Two rats scampered from the bed when I sat up. I felt my nose to see if it was still there. It was wet, though not from blood. I didn’t know whether to laugh or whisper. I laughed. They were invisible in the dark. Their eyes glowed, but their arses didn’t as they ran away. I shone the torch around the room and fired another slug at where their hole might be, just to show who was the boss as I wiped cold sweat from my face. I felt like an officer in the trenches in the Great War, except that I thought I might desert my post and make a bid for Blighty. There was a court martial in a room made entirely of mud. The rats sat at a table and condemned me to death. The joy of life induced me to fire off a dozen slugs. The noise of the stream outside affected my bladder, so I had a piss standing on the doorstep. Then I fell asleep. The human frame could stand only so much.
The light that woke me was like the reflection from a wall of cold porridge. I sat up, shot a rat, got out of bed, lit a fire, put a kettle on, laid sausages in the pan, then puffed at a cigar and awaited results.
The bullet had knocked the rat’s brains out, which was not a pleasant sight before breakfast, but I swept the remains into a pan and threw them over the bushes. By the time my sausages were cooked they looked like turds swimming for dear life in a pool of fat. When I extracted the fat and threw it on the fire the room stank like Akbar’s Snackbar. I was about to tuck in when I heard someone moving upstairs. Survival, a novelty at first, was becoming a problem.
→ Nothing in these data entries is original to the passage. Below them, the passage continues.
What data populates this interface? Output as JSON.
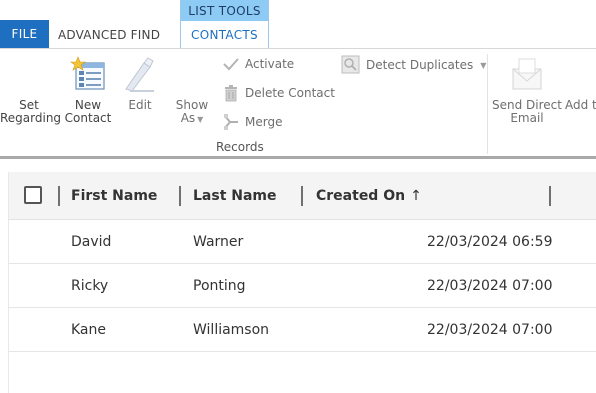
{
  "tabs": {
    "file": "FILE",
    "advanced_find": "ADVANCED FIND",
    "context_group": "LIST TOOLS",
    "contacts": "CONTACTS"
  },
  "ribbon": {
    "set_regarding": [
      "Set",
      "Regarding"
    ],
    "new_contact": [
      "New",
      "Contact"
    ],
    "edit": "Edit",
    "show_as": [
      "Show",
      "As"
    ],
    "activate": "Activate",
    "delete_contact": "Delete Contact",
    "merge": "Merge",
    "detect_duplicates": "Detect Duplicates",
    "group_records": "Records",
    "send_direct_email": [
      "Send Direct",
      "Email"
    ],
    "add_to": "Add t"
  },
  "grid": {
    "columns": [
      "First Name",
      "Last Name",
      "Created On"
    ],
    "sort_indicator": "↑",
    "rows": [
      {
        "first": "David",
        "last": "Warner",
        "created": "22/03/2024 06:59"
      },
      {
        "first": "Ricky",
        "last": "Ponting",
        "created": "22/03/2024 07:00"
      },
      {
        "first": "Kane",
        "last": "Williamson",
        "created": "22/03/2024 07:00"
      }
    ]
  },
  "colors": {
    "file_tab": "#1f6fc0",
    "context_header": "#8ecbf4",
    "contacts_tab_text": "#1f6fc0"
  }
}
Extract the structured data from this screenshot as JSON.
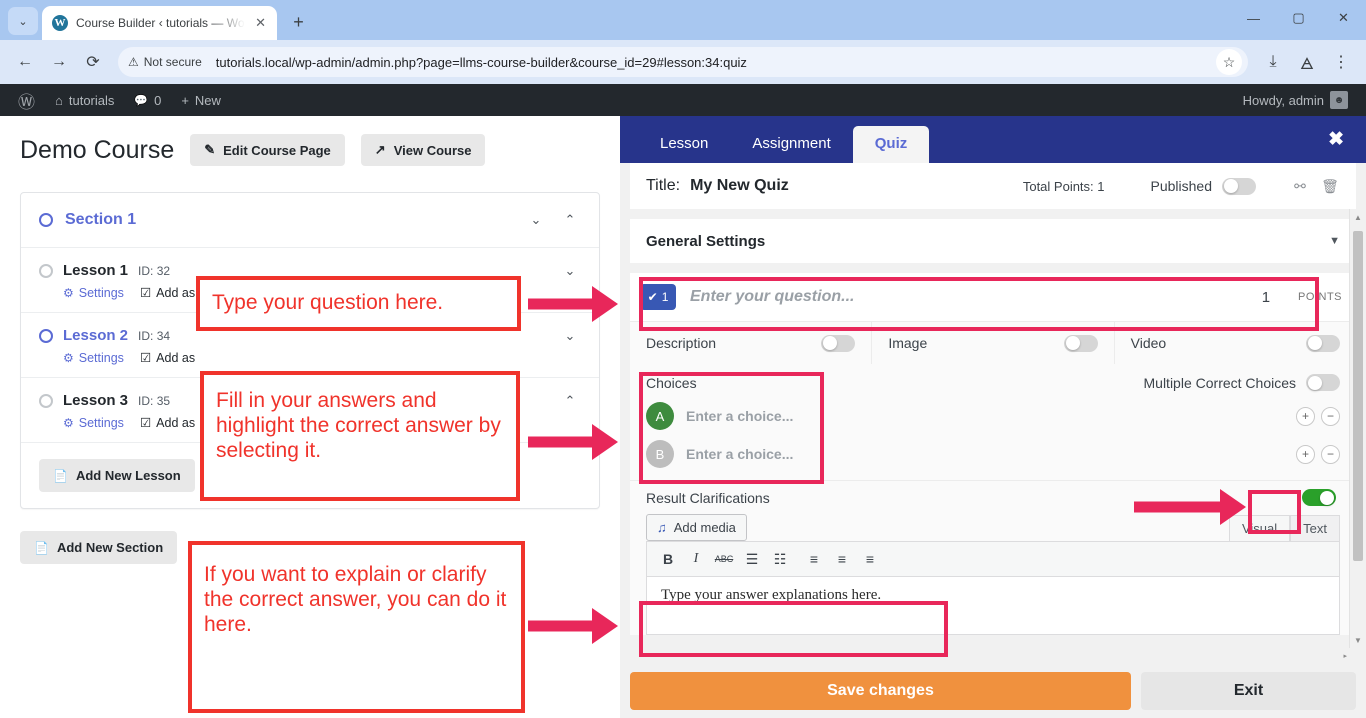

During the day I’d intended sweeping away heaps of grit and plaster caused by my jittery gunplay. Then I would dust and wash where necessary, clean the windows to let in more light, and dry the blankets so as to make my second night a fraction cosier. But I was in no way inclined to share my abode, and if an old vagrant had shambled in during the night I was determined to get rid of him.
I went softly up, meaning to put a slug between his eyes if he showed any fight. The cargo enclosed in the dresser was too valuable to be at the mercy of a light-fingered tramp. If it was what I was beginning to think it was he would lick that white dust off with a beatific grin and at least die happy.
There was a noise of someone fighting his way from a cocoon of cardboard. A bottle fell on the floor and, welcoming the noise because it covered the creaking of the stairs, I leapt into the room and flattened myself at the door. Even full daylight wouldn’t let me see across the room. I seemed the only one in it, which proved how far apart my senses and feelings were.